The Community of the Future, edited by Frances Hesselbein, Marshall Goldsmith, Richard Beckhard and Richard F. Schubert

October 6, 1998

Edited by Frances Hesselbein, Marshall Goldsmith, Richard Beckhard and Richard F. Schubert, The Community of the Future. (Jossey-Bass, 285 pp.)

It is difficult to imagine a more pressing contemporary concern than the future of human community. Unfortunately, although The Community of the Future purports to confront the issue directly, it fails to deliver. Aiming at an audience of business leaders, the editors enlisted 24 authors, including several celebrated figures from the corporate and management consultant worlds (including James Barksdale of Netscape and Stephen Covey). Many authors make for short chapters. This "executive summary" format frequently precludes thoughtful analysis.

Fortunately, there are exceptions. For example, in "Economic Community and Social Investment" Lester Thurow points out that market capitalism focuses on short-term individual needs at the expense of the long-term investments in education, research and personnel that a more comprehensive community can make. And in her chapter, "Five Building Blocks for Successful Communities," Suzanne Morse suggests what such an inclusive community might look like.

Implicit in several chapters is an argument about the relationship of local place to community. Does community require physical proximity, or is "virtual community" all we now need? James Barksdale enthusiastically and Howard Rheingold more cautiously endorse the notion of a digital community. By contrast, Jaime Zobel de Ayala insists that, in developing countries at least, physical proximity remains an important aspect of community. But since the writers of these essays don't refer to each other, the book is a series of monologues rather than a conversation.

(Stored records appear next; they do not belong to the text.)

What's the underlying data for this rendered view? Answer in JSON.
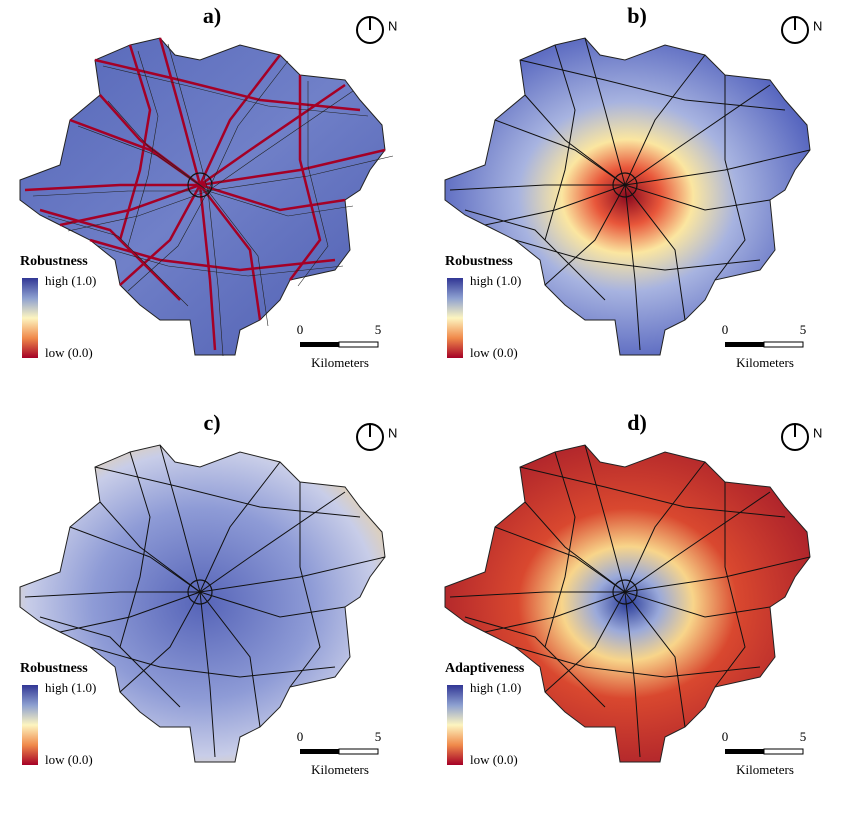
{
  "panels": [
    {
      "label": "a)",
      "legend_title": "Robustness",
      "legend_high": "high (1.0)",
      "legend_low": "low (0.0)",
      "scale_ticks": [
        "0",
        "5"
      ],
      "scale_unit": "Kilometers",
      "north": "N"
    },
    {
      "label": "b)",
      "legend_title": "Robustness",
      "legend_high": "high (1.0)",
      "legend_low": "low (0.0)",
      "scale_ticks": [
        "0",
        "5"
      ],
      "scale_unit": "Kilometers",
      "north": "N"
    },
    {
      "label": "c)",
      "legend_title": "Robustness",
      "legend_high": "high (1.0)",
      "legend_low": "low (0.0)",
      "scale_ticks": [
        "0",
        "5"
      ],
      "scale_unit": "Kilometers",
      "north": "N"
    },
    {
      "label": "d)",
      "legend_title": "Adaptiveness",
      "legend_high": "high (1.0)",
      "legend_low": "low (0.0)",
      "scale_ticks": [
        "0",
        "5"
      ],
      "scale_unit": "Kilometers",
      "north": "N"
    }
  ]
}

If this book has a thesis, it is that building future communities will require cooperative partnerships between private, public and social sectors (business, government and community and religious organizations respectively). As we are often reminded, numerous "big government" social programs in both the U.S. and the former communist bloc failed spectacularly. Consequently, some of these writers claim that we should turn to business executives, whose ability to increase a company's stock value in a time of rapid social change presumably gives them a privileged perspective on other issues. Other, wiser heads acknowledge past failures but advocate greater cooperation among government, business and social sectors.

But even the cooperation they advocate is too often a top-down affair dominated by business elites. Frances Hesselbein says, "We need only a handful of leaders, with a vision of what their community could be, to drive the effort." Noblesse oblige. This fundamentally elitist view becomes increasingly annoying. Although leaders are essential, community, in the end, is not just about leaders; it is about all of us. Leaders cannot create community where none exists.

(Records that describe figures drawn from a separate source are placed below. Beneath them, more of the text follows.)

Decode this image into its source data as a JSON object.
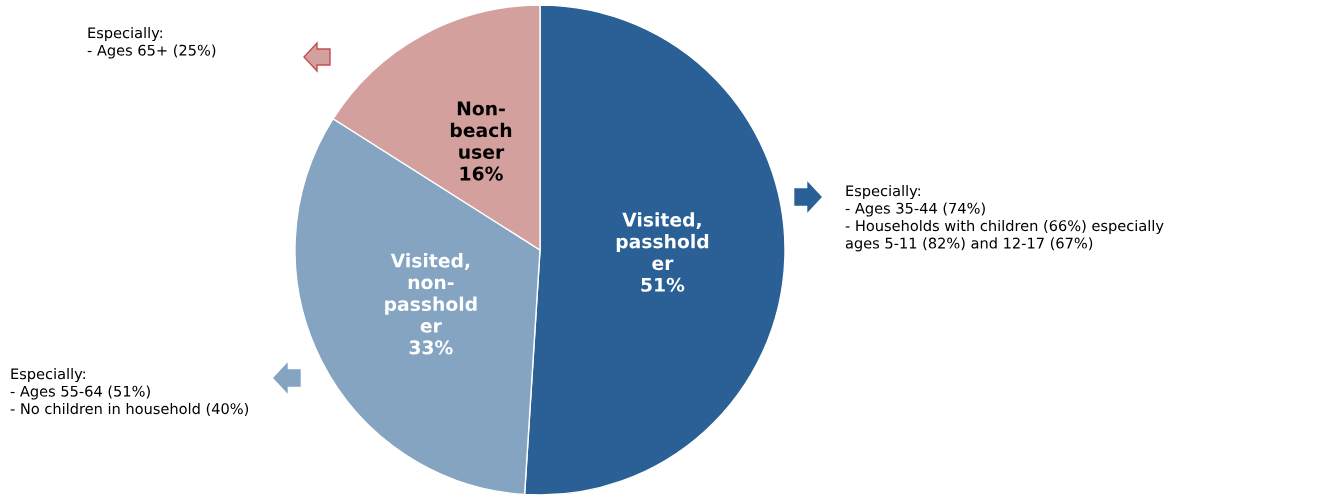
{
  "chart_data": {
    "type": "pie",
    "categories": [
      "Visited,\npasshold\ner",
      "Visited,\nnon-\npasshold\ner",
      "Non-\nbeach\nuser"
    ],
    "values": [
      51,
      33,
      16
    ],
    "colors": [
      "#2a6096",
      "#84a4c2",
      "#d4a09e"
    ],
    "value_labels": [
      "51%",
      "33%",
      "16%"
    ],
    "annotations": [
      "Especially:\n- Ages 35-44 (74%)\n- Households with children (66%) especially\nages 5-11 (82%) and 12-17 (67%)",
      "Especially:\n- Ages 55-64 (51%)\n- No children in household (40%)",
      "Especially:\n- Ages 65+ (25%)"
    ]
  }
}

More basically, the book fails to give a coherent definition of community. For some authors, community is the corporate community; for others it is the Internet's virtual community; for still others it is the global community. Nor does the book offer any guidance on how our history might inform our future.

What about the role of the church in all this? Do Christian leaders and other believers have anything distinctive to contribute to contemporary discussions about community? The issue is too important to leave to futurists and business executives. The churches are stewards of a long, rich tradition of thinking about human community. Religious institutions remain one of the few places where people of all races and classes are (at least theoretically and sometimes actually) welcome, where people of all ages and family conditions gather regularly to do important, life-transforming work together, where local loyalties and worldwide commitments coexist. It may be our responsibility, not that of business leaders and other elites, to encourage and embody the community of the future.